Memories of John Wood -- Hugh Fisher


We have heroes. John Wood was mine.

From my earliest CCA it was John Wood. It was always John Wood.. always # 1 ahead of the rest ... like spring coming before summer. Jeremy Abbott once penned on a boathouse wall “Canoeing is not a metaphor for life ... it is life” and for me in those years 1974 and 75 and 76 and 77 nothing was more true and for me, at the hard center of this notion and what made it so absolutely believable was the amazing John Wood.

In 1976 Mac had us four paddlers -- NOT named Oldershaw -- make up a K-4, ... Patasi, Tollas, Fournel and me. We trained in Mississauga before the games. Train hard then train harder says Mac cause "John trains harder, you know". I stayed at John's house tailing him, copying him, chasing him when running to the boathouse.

At the games all of us reveled in his medal. Our only true champion. Lots have come after but he was the first in decades to get the medal job done, the first of the modern era ... his legacy of hard work and scientific training still the model for Mark and Adam and all the rest. Train hard, train smart.

A few stories:

The day after his '76 medal, I was leaving the Basin Olympique grandstand when a limo pulls up. I must have been wearing a Canada top because a guy jumps out of the limo and asks me if I know where "John Wood silver medallist" is .... and I say, he's is just behind me coming out of the grandstand and he asks me if I would like to meet Prime Minister Pierre Trudeau "who has come down to congratulate John on his medal winning finish" and I say, “of course”, and a fit looking and excited Pierre Trudeau gets out of the limo and comes over with a couple of others and begins to chat away to me saying “what a great event this is" and so on ... and I see over in the distance John emerge from the grandstand with the guy who was looking for him and they get closer 20 yards away,.... 10 yards away and John looks happy and proud, changing his bag to his left hand so he can shake the hand of the Prime Minister ... 5 yards away and Pierre leans over to me, just about ready to extend his hand to John, and whispers to me ... "What's his name?".

John loved to compete and loved to win. A few years ago he came out to Whistler to ski and calls me up and I get out the skinny skiis and meet John and we bomb around the Lost Lake trails. The hardest trail, the cardiac hill of Whistler is called Polars Road, a steep uphill climb of about 500 meters. And of course like two old racers we begin to push each other and towards the top, just like he always did in canoe, he takes a lead and extends it 2 or 3 yards and finally we are over the crest, lungs bursting, legs ready to fall off and he turns to me and says he ... "Funny how my skiis are a little faster than yours ... on the uphills".

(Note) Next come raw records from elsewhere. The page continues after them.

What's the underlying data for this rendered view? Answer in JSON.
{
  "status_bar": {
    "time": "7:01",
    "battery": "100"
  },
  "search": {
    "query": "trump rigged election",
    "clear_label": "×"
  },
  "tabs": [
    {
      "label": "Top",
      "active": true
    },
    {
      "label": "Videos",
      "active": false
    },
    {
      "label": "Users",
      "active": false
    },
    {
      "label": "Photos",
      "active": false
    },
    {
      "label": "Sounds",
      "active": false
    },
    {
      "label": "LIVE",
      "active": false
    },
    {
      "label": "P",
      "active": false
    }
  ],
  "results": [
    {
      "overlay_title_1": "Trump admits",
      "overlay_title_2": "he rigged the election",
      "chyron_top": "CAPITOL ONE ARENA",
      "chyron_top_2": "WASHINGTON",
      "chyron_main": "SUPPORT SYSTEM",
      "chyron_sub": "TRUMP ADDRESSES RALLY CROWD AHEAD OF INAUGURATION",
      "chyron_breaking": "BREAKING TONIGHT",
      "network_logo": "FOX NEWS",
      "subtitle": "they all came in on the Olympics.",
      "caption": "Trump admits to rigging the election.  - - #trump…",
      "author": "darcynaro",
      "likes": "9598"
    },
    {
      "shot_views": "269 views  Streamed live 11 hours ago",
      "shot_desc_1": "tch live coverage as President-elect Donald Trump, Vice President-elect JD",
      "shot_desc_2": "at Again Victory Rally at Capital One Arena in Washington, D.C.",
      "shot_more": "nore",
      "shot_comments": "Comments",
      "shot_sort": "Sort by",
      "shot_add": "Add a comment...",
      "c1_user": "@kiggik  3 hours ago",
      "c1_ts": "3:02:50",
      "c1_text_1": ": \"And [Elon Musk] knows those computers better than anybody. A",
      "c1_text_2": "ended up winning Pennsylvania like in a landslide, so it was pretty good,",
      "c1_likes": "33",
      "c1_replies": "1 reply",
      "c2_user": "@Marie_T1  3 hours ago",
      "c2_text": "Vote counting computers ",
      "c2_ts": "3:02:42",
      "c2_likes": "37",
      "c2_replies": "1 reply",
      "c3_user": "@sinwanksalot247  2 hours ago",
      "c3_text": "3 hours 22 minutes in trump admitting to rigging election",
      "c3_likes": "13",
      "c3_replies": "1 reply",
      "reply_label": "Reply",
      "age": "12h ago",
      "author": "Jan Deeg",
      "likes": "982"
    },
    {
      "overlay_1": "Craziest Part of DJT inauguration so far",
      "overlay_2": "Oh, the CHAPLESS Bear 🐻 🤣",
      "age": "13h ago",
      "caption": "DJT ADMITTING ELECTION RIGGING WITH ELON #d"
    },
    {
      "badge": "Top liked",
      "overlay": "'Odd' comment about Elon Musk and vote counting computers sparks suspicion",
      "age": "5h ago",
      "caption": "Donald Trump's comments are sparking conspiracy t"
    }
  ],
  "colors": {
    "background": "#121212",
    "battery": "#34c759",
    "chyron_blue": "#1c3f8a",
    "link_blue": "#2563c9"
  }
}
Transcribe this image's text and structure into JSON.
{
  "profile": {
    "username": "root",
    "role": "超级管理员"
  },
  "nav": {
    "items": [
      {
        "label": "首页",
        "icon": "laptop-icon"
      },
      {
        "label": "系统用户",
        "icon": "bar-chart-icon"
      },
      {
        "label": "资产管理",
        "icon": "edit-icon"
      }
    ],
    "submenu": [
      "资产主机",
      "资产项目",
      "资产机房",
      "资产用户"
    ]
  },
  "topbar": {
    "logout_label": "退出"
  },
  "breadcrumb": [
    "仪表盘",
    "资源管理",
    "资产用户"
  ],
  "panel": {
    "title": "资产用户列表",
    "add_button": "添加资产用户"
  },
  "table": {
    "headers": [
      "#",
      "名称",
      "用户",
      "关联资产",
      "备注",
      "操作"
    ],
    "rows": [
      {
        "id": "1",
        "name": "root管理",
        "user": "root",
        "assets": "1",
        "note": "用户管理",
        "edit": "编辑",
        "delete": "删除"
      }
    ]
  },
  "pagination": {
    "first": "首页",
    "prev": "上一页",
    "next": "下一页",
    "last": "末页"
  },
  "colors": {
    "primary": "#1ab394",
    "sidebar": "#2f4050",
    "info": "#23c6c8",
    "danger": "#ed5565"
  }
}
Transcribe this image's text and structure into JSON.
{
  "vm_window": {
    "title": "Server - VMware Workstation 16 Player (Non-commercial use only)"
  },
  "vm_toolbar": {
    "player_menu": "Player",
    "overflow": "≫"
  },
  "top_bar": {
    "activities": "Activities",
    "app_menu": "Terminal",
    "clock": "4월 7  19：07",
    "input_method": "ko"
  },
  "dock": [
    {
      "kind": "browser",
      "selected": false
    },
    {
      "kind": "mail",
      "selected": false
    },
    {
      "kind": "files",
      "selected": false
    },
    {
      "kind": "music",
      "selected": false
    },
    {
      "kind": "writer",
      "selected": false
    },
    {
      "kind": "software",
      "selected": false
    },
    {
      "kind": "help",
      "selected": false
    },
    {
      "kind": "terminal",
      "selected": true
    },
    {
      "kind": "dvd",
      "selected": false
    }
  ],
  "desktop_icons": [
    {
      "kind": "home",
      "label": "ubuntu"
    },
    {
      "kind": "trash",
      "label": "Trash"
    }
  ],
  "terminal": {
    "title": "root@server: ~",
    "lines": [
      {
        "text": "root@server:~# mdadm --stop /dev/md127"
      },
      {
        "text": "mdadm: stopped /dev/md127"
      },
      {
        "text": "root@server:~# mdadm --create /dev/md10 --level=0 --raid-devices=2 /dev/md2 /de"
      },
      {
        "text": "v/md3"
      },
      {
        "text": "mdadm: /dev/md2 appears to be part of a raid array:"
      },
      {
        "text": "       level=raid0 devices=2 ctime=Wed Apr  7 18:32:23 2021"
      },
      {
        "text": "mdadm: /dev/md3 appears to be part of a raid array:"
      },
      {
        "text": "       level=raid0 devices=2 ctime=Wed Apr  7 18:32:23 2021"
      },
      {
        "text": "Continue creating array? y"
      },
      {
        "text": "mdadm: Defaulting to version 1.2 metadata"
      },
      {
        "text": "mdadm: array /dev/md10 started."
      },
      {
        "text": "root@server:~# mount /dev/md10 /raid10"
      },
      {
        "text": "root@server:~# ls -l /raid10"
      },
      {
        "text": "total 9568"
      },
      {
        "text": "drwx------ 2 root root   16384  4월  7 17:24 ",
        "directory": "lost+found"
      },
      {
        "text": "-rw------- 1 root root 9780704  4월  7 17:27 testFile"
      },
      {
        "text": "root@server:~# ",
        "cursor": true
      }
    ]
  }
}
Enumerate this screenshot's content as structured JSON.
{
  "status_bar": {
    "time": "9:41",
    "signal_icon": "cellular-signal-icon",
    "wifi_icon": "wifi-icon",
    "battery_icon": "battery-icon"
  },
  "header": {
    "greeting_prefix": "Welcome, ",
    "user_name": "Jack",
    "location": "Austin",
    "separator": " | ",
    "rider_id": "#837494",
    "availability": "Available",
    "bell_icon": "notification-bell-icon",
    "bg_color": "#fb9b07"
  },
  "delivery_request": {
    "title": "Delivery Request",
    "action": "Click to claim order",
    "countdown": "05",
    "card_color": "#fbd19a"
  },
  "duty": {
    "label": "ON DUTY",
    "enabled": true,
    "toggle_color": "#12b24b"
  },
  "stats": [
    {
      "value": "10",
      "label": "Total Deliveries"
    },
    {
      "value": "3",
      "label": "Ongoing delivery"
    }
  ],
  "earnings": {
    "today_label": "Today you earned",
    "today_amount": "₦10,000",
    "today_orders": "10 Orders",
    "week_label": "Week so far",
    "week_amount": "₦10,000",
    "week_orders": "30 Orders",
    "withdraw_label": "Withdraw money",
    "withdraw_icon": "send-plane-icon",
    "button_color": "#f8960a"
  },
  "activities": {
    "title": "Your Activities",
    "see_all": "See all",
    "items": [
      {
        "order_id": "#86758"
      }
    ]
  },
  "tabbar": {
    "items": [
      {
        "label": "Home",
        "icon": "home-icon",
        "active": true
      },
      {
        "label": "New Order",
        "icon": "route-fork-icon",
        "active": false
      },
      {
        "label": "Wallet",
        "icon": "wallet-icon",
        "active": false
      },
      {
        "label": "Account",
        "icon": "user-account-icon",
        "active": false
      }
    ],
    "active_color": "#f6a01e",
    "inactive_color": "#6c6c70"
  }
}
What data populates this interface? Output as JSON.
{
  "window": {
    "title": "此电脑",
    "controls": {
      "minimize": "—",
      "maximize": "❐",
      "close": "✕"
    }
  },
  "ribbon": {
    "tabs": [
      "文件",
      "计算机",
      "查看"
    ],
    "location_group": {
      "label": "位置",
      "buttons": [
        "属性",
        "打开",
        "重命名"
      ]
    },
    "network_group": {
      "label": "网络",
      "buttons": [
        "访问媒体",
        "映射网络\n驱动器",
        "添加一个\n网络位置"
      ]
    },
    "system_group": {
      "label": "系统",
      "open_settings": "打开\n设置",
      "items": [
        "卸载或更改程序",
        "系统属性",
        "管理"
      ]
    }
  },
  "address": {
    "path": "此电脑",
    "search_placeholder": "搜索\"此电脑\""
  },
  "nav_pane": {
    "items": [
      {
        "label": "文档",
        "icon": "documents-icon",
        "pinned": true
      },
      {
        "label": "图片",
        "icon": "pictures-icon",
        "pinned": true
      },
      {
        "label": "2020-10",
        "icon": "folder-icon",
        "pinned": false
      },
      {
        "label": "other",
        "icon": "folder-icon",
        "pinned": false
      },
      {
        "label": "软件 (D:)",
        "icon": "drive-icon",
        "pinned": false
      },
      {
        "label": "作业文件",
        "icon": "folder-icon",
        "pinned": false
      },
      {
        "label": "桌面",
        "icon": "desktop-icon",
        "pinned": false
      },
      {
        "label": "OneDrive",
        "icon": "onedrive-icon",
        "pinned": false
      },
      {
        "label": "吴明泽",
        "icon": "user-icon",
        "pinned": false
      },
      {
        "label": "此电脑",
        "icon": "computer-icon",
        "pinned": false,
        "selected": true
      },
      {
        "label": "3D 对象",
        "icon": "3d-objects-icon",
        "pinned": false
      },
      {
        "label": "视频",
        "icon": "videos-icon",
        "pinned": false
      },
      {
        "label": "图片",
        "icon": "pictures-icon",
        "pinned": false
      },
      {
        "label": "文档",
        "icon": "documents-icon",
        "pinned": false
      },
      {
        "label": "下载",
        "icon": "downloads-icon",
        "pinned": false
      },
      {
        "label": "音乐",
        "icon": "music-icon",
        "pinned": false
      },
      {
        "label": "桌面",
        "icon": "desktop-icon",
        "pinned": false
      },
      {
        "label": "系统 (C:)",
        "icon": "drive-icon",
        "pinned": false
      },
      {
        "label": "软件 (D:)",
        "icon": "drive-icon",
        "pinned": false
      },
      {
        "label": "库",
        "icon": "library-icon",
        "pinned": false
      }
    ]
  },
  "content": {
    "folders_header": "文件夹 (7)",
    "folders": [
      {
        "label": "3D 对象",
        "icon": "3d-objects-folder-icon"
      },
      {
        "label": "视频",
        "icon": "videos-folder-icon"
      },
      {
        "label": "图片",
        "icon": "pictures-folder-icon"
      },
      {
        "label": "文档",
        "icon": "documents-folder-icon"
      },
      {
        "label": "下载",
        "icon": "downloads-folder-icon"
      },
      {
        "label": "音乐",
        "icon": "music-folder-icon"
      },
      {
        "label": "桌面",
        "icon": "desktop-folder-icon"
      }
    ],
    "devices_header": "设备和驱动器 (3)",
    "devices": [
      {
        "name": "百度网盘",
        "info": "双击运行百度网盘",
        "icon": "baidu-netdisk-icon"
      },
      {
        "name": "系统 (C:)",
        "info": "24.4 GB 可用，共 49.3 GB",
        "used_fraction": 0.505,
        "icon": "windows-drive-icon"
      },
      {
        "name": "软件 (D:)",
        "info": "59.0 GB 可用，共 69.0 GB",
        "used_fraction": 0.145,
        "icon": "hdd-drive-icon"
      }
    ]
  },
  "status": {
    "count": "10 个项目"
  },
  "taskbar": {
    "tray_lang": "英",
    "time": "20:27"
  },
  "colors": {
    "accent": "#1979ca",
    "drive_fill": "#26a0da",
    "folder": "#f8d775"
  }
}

Though old Pierre What's-his-name might have had trouble, I won't forget John Wood ... not his name, not his accomplishments, not our shared times, not his wisdom, not his advice, not his foresight, not his paddling and .... not his skiing.

Today, as Mike reads this, I am working in a little northern Alberta town called Spirit River. The name of the town in some sadly ironic way makes me ponder the awful events of this past week and think about John's spirit, that fun, humble, positive, thoughtful, intense, proud competitive spirit of John.

I wonder to myself if the spirit of a man really just stops, like the heart stops when one passes away. I think not. Surely, even in this darkest time, John's spirit has passed on to all who called John teammate, partner friend, father, husband, competitor ... and I think, by remembering the joy that John brought to us when we shared in some experience with him, we carry within ourselves, burning on now as part of our own spirit, a little bit of this great man.

At this moment when I think of John and the why of it all, I think of that beautiful gentle record in Wolf Ruck's film of John paddling away from us, sunshine sending little diamonds of light off the ripples and the bow wave and his paddle spray, his strong back and strong arms thrusting his canoe toward some new finish line that at the very end only he could see.